Я слушал, затаив дыхание, впитывая каждое слово.

— Знатный то был род, первые люди на земле нашей после князей Московских, а после и царя батюшки. Ибо и были они ближайшими царевыми родичами.

— Вот оно как, — вырвалось из меня.

— Истинно так. Рюриковичами они были самыми настоящими, но зваться стали Старицкими, от удела своего. Пошли же они от Ивана свет его Васильевича и супруги его царевны Софьи Фоминичны Палеолог, что была принцессой греческой. Андрей Иванович был шестым и самым младшим сыном, от отца и получил он Старицкий удел, и был он родным братом великому Московскому князю Василию Ивановичу, после которого царем стал Иоанн Васильевич.

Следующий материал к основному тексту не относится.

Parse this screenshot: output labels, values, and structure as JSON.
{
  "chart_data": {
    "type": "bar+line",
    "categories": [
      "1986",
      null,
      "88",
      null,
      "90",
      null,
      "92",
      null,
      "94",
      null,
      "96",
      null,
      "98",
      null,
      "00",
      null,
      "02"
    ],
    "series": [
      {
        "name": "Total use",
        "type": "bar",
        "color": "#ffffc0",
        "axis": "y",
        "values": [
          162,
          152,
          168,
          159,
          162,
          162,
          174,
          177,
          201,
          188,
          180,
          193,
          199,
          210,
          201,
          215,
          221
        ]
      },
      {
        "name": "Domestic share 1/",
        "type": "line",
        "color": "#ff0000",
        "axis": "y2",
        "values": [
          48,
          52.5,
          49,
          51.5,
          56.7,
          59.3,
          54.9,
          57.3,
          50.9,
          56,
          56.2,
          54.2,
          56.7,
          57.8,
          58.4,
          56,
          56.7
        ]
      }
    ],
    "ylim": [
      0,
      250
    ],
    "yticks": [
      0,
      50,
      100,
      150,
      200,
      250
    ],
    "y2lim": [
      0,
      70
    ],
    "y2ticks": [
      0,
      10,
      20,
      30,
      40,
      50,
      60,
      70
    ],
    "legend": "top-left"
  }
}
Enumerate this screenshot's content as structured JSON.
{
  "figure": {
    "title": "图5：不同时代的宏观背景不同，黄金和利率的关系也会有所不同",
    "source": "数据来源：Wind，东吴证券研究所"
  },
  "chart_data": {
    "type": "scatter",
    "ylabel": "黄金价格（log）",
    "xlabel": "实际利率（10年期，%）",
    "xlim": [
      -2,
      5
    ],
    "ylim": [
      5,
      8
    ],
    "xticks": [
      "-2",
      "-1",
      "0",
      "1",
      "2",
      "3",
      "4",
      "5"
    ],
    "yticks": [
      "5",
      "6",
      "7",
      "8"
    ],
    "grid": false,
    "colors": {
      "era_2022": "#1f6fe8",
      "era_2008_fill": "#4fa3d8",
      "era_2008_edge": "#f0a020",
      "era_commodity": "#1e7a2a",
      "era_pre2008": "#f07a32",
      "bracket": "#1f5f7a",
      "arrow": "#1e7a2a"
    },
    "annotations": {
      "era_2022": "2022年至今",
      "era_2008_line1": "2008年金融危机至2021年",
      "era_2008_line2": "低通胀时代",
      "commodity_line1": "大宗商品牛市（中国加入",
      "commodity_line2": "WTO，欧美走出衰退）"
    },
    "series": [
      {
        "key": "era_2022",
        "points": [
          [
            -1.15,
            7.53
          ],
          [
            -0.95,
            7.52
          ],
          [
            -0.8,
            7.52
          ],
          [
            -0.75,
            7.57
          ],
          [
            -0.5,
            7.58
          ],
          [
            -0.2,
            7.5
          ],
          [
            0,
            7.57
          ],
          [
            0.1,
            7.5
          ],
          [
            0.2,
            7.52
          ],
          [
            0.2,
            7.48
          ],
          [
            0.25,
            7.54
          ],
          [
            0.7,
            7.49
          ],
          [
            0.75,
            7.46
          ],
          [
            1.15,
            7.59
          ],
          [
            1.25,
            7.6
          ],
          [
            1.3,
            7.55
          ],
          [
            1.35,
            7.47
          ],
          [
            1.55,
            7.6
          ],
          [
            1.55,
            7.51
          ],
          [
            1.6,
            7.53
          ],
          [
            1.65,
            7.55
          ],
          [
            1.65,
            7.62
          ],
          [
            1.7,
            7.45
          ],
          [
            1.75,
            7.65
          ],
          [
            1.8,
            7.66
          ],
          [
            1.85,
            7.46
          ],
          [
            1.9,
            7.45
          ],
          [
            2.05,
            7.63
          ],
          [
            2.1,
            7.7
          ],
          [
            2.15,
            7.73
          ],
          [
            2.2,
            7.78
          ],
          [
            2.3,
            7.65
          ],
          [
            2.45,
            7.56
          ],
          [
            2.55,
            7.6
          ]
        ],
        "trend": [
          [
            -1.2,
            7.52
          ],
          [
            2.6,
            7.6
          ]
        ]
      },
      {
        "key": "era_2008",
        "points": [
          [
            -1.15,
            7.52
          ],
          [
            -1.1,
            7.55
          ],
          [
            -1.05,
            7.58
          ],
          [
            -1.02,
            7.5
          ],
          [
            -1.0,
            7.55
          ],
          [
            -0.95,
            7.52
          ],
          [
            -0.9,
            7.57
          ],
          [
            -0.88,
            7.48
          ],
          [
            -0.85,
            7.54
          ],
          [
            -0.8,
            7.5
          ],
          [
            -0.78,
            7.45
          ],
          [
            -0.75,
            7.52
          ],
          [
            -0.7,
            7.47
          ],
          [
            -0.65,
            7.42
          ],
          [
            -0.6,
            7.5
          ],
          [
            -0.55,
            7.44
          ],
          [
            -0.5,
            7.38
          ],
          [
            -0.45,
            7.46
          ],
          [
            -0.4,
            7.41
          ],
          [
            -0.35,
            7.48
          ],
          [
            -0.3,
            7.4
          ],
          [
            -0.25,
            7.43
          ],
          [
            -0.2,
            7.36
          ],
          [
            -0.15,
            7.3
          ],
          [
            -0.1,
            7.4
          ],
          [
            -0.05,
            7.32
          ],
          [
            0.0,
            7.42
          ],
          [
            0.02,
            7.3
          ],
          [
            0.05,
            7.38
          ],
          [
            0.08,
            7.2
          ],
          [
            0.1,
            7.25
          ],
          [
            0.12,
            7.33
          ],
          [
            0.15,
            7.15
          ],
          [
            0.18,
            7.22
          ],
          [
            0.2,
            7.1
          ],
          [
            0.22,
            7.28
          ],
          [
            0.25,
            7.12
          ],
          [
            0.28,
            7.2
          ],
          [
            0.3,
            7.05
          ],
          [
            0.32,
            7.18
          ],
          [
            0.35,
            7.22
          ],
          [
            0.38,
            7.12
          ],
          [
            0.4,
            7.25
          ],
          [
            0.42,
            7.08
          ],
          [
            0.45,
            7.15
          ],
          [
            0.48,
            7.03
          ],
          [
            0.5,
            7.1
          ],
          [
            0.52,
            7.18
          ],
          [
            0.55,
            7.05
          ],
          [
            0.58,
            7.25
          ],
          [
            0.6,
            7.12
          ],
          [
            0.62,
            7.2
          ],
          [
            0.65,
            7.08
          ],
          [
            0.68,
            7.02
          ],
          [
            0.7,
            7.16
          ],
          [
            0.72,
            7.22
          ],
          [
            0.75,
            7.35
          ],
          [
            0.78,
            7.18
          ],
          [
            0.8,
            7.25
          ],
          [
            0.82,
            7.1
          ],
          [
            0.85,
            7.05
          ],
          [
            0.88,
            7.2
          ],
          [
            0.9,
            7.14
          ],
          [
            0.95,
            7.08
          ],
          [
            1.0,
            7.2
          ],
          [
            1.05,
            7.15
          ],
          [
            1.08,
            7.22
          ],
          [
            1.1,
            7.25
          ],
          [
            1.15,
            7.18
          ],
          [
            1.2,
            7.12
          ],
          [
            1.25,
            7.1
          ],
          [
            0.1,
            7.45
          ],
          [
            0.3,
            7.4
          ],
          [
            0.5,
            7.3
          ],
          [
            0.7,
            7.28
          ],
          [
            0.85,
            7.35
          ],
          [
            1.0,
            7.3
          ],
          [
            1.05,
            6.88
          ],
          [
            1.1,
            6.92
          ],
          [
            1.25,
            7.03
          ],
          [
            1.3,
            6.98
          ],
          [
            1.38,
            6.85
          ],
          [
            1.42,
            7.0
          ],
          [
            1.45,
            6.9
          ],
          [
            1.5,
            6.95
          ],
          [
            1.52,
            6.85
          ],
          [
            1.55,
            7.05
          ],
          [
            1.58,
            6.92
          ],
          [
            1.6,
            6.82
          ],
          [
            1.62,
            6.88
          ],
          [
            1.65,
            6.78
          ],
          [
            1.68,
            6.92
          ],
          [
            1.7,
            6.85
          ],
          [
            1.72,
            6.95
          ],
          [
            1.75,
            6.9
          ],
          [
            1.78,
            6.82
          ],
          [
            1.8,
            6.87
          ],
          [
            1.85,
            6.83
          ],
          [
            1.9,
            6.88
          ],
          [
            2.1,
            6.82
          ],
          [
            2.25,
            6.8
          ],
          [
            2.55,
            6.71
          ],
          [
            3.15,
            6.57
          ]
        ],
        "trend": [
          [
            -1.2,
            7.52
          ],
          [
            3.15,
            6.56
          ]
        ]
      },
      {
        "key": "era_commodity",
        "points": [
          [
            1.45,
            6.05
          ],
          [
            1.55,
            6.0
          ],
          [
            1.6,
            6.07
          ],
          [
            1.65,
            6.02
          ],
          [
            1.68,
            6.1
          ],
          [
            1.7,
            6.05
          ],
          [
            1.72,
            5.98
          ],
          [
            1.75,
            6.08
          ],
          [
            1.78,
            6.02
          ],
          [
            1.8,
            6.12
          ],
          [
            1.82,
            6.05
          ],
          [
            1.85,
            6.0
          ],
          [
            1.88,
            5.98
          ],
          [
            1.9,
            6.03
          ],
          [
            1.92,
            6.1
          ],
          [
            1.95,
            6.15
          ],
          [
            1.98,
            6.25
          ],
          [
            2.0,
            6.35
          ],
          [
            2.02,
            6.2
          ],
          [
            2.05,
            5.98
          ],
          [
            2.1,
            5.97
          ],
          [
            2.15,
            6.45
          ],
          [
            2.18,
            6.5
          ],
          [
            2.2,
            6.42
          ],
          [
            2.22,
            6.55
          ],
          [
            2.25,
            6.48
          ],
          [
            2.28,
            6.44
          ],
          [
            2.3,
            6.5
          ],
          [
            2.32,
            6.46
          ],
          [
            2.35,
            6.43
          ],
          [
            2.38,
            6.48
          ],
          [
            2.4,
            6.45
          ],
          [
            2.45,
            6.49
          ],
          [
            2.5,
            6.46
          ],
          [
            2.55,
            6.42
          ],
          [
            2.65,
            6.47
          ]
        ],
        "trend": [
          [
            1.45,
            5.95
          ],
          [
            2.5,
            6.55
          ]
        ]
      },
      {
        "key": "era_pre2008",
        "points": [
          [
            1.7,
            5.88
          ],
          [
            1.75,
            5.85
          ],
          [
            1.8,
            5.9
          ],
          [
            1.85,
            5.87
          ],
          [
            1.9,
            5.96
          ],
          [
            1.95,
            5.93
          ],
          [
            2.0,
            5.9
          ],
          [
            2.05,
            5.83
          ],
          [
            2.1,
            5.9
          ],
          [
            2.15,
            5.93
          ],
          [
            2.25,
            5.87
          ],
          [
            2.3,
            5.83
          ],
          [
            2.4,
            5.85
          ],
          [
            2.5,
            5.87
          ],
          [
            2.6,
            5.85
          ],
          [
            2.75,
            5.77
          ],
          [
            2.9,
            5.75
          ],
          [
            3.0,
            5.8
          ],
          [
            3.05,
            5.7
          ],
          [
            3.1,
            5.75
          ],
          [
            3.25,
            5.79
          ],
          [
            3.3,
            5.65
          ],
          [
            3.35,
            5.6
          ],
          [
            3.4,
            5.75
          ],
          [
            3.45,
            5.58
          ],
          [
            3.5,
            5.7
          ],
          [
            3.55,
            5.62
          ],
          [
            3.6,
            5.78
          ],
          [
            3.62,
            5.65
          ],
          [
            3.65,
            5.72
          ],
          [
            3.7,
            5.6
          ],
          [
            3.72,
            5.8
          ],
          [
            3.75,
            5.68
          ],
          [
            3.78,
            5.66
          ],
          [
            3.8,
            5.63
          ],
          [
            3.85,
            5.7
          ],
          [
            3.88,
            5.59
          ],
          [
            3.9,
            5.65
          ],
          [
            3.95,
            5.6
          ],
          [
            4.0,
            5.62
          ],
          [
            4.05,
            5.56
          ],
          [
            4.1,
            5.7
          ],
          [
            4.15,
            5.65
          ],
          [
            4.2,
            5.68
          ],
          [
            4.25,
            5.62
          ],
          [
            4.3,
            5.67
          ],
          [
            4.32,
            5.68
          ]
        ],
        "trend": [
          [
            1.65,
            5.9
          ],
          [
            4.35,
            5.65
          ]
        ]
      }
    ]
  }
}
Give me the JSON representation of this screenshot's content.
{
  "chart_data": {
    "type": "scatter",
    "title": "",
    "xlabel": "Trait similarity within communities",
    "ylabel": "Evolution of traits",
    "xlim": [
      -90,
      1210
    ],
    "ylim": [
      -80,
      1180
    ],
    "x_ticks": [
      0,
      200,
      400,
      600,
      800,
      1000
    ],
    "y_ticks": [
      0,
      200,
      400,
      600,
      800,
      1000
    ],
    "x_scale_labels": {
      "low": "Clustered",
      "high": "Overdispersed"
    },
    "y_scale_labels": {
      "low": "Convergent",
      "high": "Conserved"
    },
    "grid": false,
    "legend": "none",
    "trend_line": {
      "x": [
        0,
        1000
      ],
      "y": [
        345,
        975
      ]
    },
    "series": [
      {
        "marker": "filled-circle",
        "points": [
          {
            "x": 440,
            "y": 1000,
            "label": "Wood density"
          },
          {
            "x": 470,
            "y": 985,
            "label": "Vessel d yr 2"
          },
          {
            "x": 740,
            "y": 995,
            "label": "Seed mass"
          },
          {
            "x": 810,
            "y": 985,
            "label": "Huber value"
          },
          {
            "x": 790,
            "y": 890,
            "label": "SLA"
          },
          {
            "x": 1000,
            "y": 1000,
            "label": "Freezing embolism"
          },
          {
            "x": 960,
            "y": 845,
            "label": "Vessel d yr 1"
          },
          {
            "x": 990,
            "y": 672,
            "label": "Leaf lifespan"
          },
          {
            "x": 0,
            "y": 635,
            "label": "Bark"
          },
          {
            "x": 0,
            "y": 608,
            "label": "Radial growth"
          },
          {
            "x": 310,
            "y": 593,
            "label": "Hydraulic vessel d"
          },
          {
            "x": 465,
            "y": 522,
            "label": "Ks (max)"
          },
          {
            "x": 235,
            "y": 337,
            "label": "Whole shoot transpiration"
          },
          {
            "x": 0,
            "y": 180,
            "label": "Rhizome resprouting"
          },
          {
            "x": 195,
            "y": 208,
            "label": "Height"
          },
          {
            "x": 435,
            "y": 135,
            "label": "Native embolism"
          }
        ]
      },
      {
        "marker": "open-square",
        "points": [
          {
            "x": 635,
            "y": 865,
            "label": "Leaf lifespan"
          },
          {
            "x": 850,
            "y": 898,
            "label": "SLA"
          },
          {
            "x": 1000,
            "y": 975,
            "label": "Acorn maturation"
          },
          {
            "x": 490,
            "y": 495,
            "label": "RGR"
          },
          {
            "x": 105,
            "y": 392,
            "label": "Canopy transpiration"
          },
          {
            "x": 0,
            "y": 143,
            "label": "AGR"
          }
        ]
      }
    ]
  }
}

«Песец…» — только и были ругательства в моей голове.

— После Андрея Ивановича князем стал сын его Володимер, они, почитай, с царем вместе воспитывались и были дружны долго. Воеводой он был талантливым. Остался только сын его Василий от супружницы Евдокии Нагой да Мария от Евдокии Одоевской. Марию-то после замуж отдали за Магнуса, короля Ливонского, который был братом королю Датскому. Ток и он долго не прожил, помер. Мария девочку родила Евдокию Магнусовну, но вернуться им пришлось, а после и в монастырь ушли. Кажись, Мария жива еще и близ Сергиева монастыря в женском монастыре прибывает, но тут точно я и не скажу.